There are many factors and considerations that shape the imaging method selected for a study. A standardized automated methodology to generate reproducible and quantitative data has been lacking in the field. Therefore, the development and validation of the PATS task list for automated segmentation of air and lung tissue volumes represents a major technical advance in the ability to apply state-of-the-art microCT technology to preclinical assessment of pulmonary disease. Implementation of standardized techniques will allow for cross-study validation and more rapid advancement of research across laboratories. Comprehensive, objective and quantifiable preclinical assessment of lung health and disease, is essential for the effective translation of basic science to patient-related metrics and outcomes. Improving efficiency of analysis, reducing bias, and expanding the number of quantifiable parameters that can be obtained from preclinical imaging through application of standardized methodologies, such as those made possible by the use of the PATS task list, are critical toward improving the utility of microCT for preclinical studies of lung health, disease and therapeutic intervention.

Supporting information

S1 Fig. Schematic of models and timing of microCT imaging.

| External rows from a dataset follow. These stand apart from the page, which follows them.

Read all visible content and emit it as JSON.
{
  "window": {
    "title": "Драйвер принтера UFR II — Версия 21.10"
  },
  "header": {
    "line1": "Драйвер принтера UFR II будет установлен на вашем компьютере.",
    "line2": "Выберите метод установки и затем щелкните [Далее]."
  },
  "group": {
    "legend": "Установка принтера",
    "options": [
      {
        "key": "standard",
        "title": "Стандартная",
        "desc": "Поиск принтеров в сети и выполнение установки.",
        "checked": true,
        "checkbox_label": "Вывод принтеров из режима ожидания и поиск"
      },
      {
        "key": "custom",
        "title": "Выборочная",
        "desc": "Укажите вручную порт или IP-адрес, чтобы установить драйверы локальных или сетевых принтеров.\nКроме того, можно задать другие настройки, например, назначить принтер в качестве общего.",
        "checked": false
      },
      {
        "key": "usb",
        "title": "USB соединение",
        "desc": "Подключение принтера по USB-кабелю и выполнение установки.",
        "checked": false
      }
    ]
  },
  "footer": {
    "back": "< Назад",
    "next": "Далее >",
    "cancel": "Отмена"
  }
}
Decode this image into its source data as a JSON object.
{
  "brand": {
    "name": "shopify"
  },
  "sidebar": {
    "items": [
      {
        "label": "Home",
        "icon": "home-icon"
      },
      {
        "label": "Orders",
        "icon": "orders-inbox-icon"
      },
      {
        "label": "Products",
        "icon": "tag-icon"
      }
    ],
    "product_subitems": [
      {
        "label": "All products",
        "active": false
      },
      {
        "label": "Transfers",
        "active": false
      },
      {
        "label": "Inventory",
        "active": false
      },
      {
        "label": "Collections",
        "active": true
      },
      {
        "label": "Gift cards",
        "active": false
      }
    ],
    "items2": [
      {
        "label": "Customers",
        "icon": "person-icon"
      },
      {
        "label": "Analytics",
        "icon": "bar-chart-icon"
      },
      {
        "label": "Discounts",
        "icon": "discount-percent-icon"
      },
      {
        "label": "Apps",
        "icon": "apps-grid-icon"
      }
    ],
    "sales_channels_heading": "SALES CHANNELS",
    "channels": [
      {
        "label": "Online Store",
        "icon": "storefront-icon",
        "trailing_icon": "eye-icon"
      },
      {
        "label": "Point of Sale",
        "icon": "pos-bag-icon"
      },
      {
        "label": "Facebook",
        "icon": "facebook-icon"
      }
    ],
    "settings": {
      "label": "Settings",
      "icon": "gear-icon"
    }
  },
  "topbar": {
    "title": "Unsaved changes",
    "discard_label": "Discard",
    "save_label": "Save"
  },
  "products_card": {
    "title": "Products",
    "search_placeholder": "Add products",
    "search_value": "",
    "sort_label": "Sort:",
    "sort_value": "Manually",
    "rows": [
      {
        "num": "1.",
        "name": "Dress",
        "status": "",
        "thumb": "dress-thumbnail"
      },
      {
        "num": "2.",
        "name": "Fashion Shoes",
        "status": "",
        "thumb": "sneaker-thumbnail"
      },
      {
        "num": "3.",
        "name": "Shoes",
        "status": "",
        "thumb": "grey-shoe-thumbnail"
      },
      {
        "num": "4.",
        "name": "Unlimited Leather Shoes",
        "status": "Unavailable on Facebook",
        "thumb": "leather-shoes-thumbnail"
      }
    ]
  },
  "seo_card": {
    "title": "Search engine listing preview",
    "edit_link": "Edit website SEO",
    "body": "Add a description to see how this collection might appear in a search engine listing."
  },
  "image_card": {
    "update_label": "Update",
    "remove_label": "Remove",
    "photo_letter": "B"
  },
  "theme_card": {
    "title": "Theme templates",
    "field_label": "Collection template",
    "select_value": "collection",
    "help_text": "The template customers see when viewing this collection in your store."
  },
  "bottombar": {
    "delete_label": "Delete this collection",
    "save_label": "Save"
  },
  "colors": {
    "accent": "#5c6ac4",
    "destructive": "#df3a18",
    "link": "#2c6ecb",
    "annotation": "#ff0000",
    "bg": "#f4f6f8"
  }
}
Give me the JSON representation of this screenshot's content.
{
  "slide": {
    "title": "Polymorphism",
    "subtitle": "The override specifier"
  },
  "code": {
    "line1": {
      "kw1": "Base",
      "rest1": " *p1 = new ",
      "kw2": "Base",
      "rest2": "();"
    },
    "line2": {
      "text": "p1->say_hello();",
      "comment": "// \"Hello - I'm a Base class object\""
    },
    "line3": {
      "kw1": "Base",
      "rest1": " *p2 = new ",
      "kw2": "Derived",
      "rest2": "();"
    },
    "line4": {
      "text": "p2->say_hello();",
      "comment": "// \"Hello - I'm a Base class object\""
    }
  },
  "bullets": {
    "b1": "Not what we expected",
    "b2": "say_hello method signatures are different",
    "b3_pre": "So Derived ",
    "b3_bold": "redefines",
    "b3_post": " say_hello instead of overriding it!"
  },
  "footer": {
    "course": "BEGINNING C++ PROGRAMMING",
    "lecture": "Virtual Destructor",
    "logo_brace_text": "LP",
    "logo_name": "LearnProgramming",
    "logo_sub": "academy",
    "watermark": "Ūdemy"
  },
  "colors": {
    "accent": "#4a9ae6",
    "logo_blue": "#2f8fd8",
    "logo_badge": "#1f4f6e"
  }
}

(A) One day prior to instillation with LPS mice received microCT imaging. Animals were followed longitudinally with additional scans at day 7 and day 14. Red line depicts the resolving course of disease and inflammation associated with LPS treatment. (B) One day prior to instillation with bleomycin mice received microCT imaging. Animals were followed longitudinally with additional scans at day 21 (3wk) and day 56 (8wk). Blue line depicts the course of resolving disease and fibrosis associated with bleomycin treatment. Additional naïve and fibrotic (day 21 post bleomycin) animals underwent respiration-gated CT imaging (blue text). (C) One day prior to instillation with silica mice received microCT imaging. Animals were followed longitudinally with additional scans at day 56 (8wk) and day 84 (12wk). Green line depicts the course of progressive disease and fibrosis associated with silica treatment. Additional fibrotic (day 56 post silica) animals underwent nitrogen-inflation CT imaging or were fixed and imaged ex vivo (green text).

https://doi.org/10.1371/journal.pone.0281452.s001

(PDF)

S2 Fig. Aerated and tissue volumes from post mortem nitrogen-inflated imaging.

Representative transverse sections from mice prior to silica instillation (naïve), and at 8 weeks post-instillation are shown (top row). The aerated lung volume (red) is overlaid with the image (second row), and the extracted aerated lung ROI (third row) are shown. Representative overlay of the tissue volume (red) and image are shown (fourth row), as is the extracted tissue ROI (last row).